Mimica continued with The Inspector Comes Home (Inspektor se vratio kući, 1959), The Egg (1959),  Mala kronika (1962) and Typhus (Tifusari, 1963) before moving on the live-action world again. His last animated film was The Firemen (Vatrogasci, 1971).

In The Inspector Comes Home (screened at the very first Annecy Festival in 1960), an inspector walks the streets of the town, carefully trying to avoid danger. At home he washes his feet and reads the newspaper. Suddenly he notices a fingerprint starting to run away. The inspector stalks its trail all over town. In the end he realises that he has been pursuing the print of his own finger.

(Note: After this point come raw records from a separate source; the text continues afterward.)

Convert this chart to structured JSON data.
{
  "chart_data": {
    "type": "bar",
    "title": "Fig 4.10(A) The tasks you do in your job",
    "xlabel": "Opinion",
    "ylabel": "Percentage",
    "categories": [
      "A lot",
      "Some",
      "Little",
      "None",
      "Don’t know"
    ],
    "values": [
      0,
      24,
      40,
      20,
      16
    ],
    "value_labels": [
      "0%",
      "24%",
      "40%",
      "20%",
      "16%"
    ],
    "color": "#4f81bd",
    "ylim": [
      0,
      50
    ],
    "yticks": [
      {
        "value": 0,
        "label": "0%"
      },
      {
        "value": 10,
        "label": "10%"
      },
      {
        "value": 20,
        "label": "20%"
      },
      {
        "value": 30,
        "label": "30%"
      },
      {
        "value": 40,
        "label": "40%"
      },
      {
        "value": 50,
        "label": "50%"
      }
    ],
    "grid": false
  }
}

Mimica has stated he learnt cinematic mise-en-scene by watching Billy Wilder films. The film (character designed by Aleksandar Marks, with backgrounds by Zlakto Bourek) certainly features a kind of wry humour, yet in a distinctive visual way. Just check the middle part of the film, where the inspector looks for the suspect fingerprint. Instead of himself running to get it, the different city backgrounds appear one after the other, just like stage curtains, with the main character essentially immobilized. It is as if the city itself orchestrates the inspector's own movements, with all the poignant connotations that would imply. Newspaper clips, Hollywood starlets, a jazzy soundtrack and a plot which becomes visually even more complicated and abstract than it had already been, makes this a really distinctive, convoluted, animated film noir.

According to Daniel Šuljić‎, artistic director of Animafest Zagreb, Mimica was "One of the visually most radical at that time, bringing the art form to a new level, reducing limited animation even further and bringing new themes to animation. He was a director and writer, didn't draw himself, but still had an impact on the world animation which lasts till today"

In his programme notes for a Mimica retrospective (Tuskanac cinema, Zagreb), Damir Radić writes:

Unlike his feature films, in which he tried to master the genre structures, in his animated films Mimica demonstrated his exquisite modernist self-confidence and always managed to find lucid and innovative artistic ways of expression. In many cases he relied on the experience of the contemporary artistic movements (for example Exat 51), as well as the modern animation trends of the Stephen Bosustow studio and of the other anti-Disney animators 

Mimica hilmself talked about his animation period (to Kinoeye):  

Their different approach was a reaction to the ideologism and regimentation of the time. For me it was a form of resistance - Vatroslav Mimica

He would still go on to say that, once he got the seal of approval, no one would interfere with his own work.